According to Rob de Pruis, the Insurance Burea of Canada (IBC)’s national director of consumer and industry relations, “Home insurance in general does not provide coverage for anything that is done illegally. Rental dwelling [insurance] usually provides very specific coverage for certain perils — for example, fire, or things that could happen to the actual building itself. But it doesn’t cover any damage caused by tenants or any internal modifications done by the tenants.” 

Such behaviour, de Pruis says, falls under either the Landlord-Tenant rental agreement, or the provincial Residential Tenancies Act. Landlords need to be aware of what their tenancy agreement says in terms of how many occupants are allowed, if any commercial activity is permitted to be carried out or the property is purely for residential use, and what renovations or changes can the tenants do on their own and what they would need permission from the landlord for. 
“[You should] clearly disclose everything you know about the property [to your insurance provider],” says de Pruis. “Who are the occupants? What do you expect out of the new renters?
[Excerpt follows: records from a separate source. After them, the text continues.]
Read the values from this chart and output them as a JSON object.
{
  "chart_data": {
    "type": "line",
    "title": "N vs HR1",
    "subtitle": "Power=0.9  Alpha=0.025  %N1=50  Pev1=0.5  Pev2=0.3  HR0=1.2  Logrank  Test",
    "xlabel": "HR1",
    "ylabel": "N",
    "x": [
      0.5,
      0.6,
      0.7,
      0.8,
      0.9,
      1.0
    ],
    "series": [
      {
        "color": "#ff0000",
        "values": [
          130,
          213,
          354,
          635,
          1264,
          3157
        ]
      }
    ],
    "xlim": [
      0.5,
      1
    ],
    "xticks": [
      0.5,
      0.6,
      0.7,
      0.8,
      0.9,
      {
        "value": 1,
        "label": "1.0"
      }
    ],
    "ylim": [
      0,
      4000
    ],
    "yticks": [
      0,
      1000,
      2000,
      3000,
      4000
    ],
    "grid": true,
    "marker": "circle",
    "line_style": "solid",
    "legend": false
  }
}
What, according to you, is going to be the use of the property for the renters? [This will ensure you] get the right coverage so you are protected if you happen to face such a situation.” This could help in the event you need to make a claim. 

Can landlords sue tenants for illegal use of their rental unit? 

“If your home insurance and your personal intervention does not work in such situations, there are a few legal steps one can consider taking,” says Amrinder Singh Dandiwal, lawyer at Dandiwal Law Professional Corporation in Brampton, Ont. 

If, for instance, tenants use the property as a rooming house, he says, landlords can turn to the Residential Tenancies Act. 

“The landlord has an option of giving [the tenants] a legal notice,” says Dandiwal, and can file an eviction application via the Tribunals Ontario Portal no later than 30 days after the termination. A landlord may give a tenant notice of termination of the tenancy if the number of persons occupying the rental unit on a continuing basis results in a contravention of health, safety, or housing standards required by law.  

In order to protect themselves if their rented property is misused, landlords should have a reliable rental agreement in place, keep their home insurance policy up to date so that it reflects everything they know about their tenant arrangements, and if all else fails, take legal action against tenants not complying with the rental contract.